Mobile is a rapidly growing, dynamic and exciting communications channel, but remains immature, imperfect and inconsistent. This is a very short introduction to the strategic and practical challenges facing anyone planning mobile marketing activity.
You might think this is a surprising stance for a mobile consultant to take, but it is only through being aware of mobile’s faults that I believe clients can seize its current potential. The mobile challenge is complex, but derives from some key characteristics.
Device and Usage Fragmentation
Mobile usage is socially and geographically fragmented, and different audiences will own and use technology in divergent ways. This means that product design and development needs to often start with an understanding of what your target audience is prepared and able to do on mobile, rather than what you’d like the product to be. E.g. There is no point in developing just an iPhone app for a teenage audience right now, as the device is still too expensive for most of them.
The mobile platform is technologically fragmented. You just need to look around a meeting room or pub table to see the range of handsets owned by people, even if they are theoretically from the same demographic. These differences are not cosmetic, but fundamental differences in the technical features of even the most common handsets. The causes of fragmentation are many, but perhaps the most challenging are all the different Operating Systems.
In addition to the presence of a wide and constantly evolving device profile, the usage patterns for the device types also vary according to the user profile – i.e. while most new Nokia devices can access the Nokia App store, some users do not want to take advantage or are unaware of this feature. This particularly applies to apps and mobile internet access. Research via the BBC shows us that many people who can ‘technically’ access the mobile internet are not aware of this feature on their phones. The explosion of Android handsets has not seen a similar explosion in Android device traffic to websites, probably because these increasingly cheap devices are being sold as and used as phones, unlike iPhones which are marketed and used as connected devices. This has implications for anyone planning a mobile strategy, and means that both device capability and feature usage patterns must be considered in tandem.
Fragmentation is here to stay for the short-term, however there may be light on the horizon. With the gradual spread of increasingly sophisticated Mobile Web technologies, we can foresee a more unified, interactive mobile browsing experience that will pave the way for more ‘one size fits all’ implementations. That is, however, still some way off.
Mobile and Cross Channel Fragmentation
We are living in a world of multi-channel fragmentation, on many varied platforms, accessed via a multitude of devices. As social creatures, we are now presented with not only the opportunity to view whatever we want, when we want, we have also now been given a voice and an avenue to share our thoughts with our friends, peers, even the whole world if we choose.

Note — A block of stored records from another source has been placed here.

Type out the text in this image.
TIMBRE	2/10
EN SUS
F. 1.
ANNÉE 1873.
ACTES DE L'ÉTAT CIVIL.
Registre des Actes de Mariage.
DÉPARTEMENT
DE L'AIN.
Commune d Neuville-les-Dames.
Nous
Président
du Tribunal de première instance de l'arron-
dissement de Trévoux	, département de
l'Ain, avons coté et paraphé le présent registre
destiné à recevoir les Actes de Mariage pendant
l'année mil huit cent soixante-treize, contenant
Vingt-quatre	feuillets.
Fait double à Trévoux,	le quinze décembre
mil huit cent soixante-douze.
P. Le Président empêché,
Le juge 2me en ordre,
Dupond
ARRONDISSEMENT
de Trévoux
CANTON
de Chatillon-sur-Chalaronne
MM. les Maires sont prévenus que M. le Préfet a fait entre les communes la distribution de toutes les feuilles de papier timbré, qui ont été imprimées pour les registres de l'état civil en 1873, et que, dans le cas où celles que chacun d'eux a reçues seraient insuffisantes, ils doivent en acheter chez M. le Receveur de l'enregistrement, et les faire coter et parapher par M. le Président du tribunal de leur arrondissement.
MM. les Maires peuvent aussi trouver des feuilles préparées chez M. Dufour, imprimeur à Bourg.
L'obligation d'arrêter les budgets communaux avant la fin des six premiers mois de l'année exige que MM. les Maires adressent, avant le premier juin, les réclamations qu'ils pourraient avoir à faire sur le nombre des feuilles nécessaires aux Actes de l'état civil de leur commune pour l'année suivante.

With so many modes of communication it is apparent that consumers simply do not care about technology. All they care about is accessing what they want, when they want, regardless of device, and this is why organisations with a mandate to communicate to a wider audience need to have their presence rendered for delivery to as many channels and devices as possible. Budget normally dictates that any approach to channel fragmentation needs to be rationalised through a value for money filter.

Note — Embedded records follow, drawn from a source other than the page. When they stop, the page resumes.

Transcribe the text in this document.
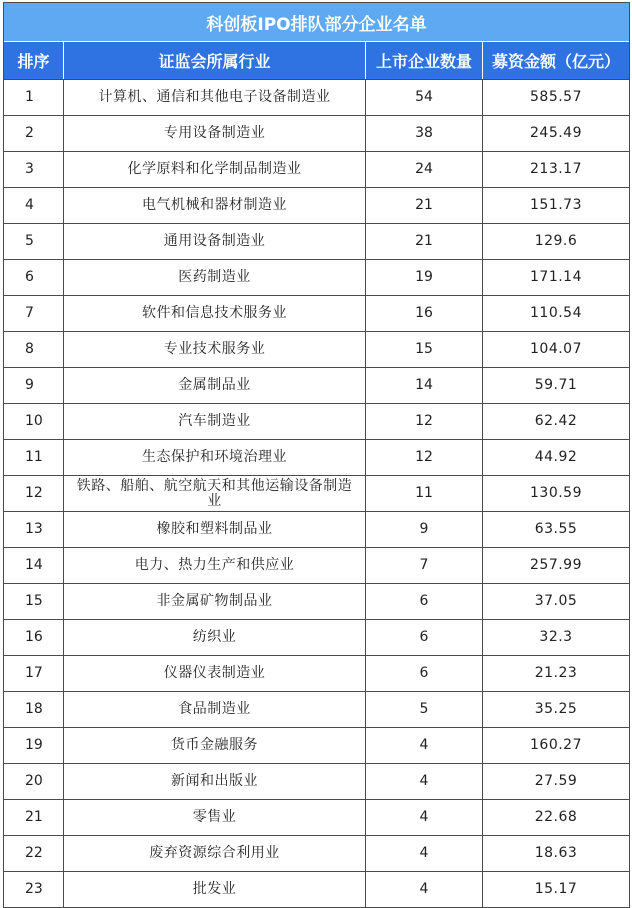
科创板IPO排队部分企业名单
排序	证监会所属行业	上市企业数量	募资金额（亿元）
1	计算机、通信和其他电子设备制造业	54	585.57
2	专用设备制造业	38	245.49
3	化学原料和化学制品制造业	24	213.17
4	电气机械和器材制造业	21	151.73
5	通用设备制造业	21	129.6
6	医药制造业	19	171.14
7	软件和信息技术服务业	16	110.54
8	专业技术服务业	15	104.07
9	金属制品业	14	59.71
10	汽车制造业	12	62.42
11	生态保护和环境治理业	12	44.92
12	铁路、船舶、航空航天和其他运输设备制造业	11	130.59
13	橡胶和塑料制品业	9	63.55
14	电力、热力生产和供应业	7	257.99
15	非金属矿物制品业	6	37.05
16	纺织业	6	32.3
17	仪器仪表制造业	6	21.23
18	食品制造业	5	35.25
19	货币金融服务	4	160.27
20	新闻和出版业	4	27.59
21	零售业	4	22.68
22	废弃资源综合利用业	4	18.63
23	批发业	4	15.17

As a communicator with broad channel experience, I always try and situate the mobile channel within a wider channel approach, which often includes cross channel integration. I also recognise that the mobile channel itself is highly fragmented, with the device encompassing a wide and disparate range of mechanics and technologies – from voice to augmented reality, with lots in between. Having such a varied toolkit is both an advantage and a burden. Again, proper planning is essential to navigate through these choices.
The content and context challenge
Mobile is not just about transitory snacking any more. Usage and device sophistication (rise of the Smartphone and wifi) means increased consumption of interactive and rich content over longer periods of time. Mobile is now often used with other media, often used to access internet, even when a PC is close at hand. In fact, mobile content and functions could be used anywhere and for a wide variety of reasons. Understanding where, why and how people might want to access your content or enter into a mobile dialogue with or via your organisation is how you will decide what content and dialogues are relevant and how they should be presented via the channel. There is often a temptation to try and squeeze the PC web and social network experience onto a mobile phone, to assume that all PC web and social content is relevant or desirable and to also forget that some content and functions (for example, location relevant content and integration with voice services) can actually work better on mobile.
The Technical Challenge
There are a wide range of mobile mechanics and technologies each differing in complexity. These range from simple messaging such as SMS and MMS, Mobile Internet sites to integrating user content generated on mobile to web platforms. This means that mobile specialists need to have awareness and knowledge of all the individual mobile channel elements as well as a broad understanding of how to stitch multiple technologies together.
The User Experience and Design Challenge
Finally, anyone planning mobile products and services needs to adopt a distinct approach to User Experience and design. Mobile users are unforgiving and a full understanding of device input and display features combined with a solid experience of Information Architecture and Interaction design is required to make mobile sites usable.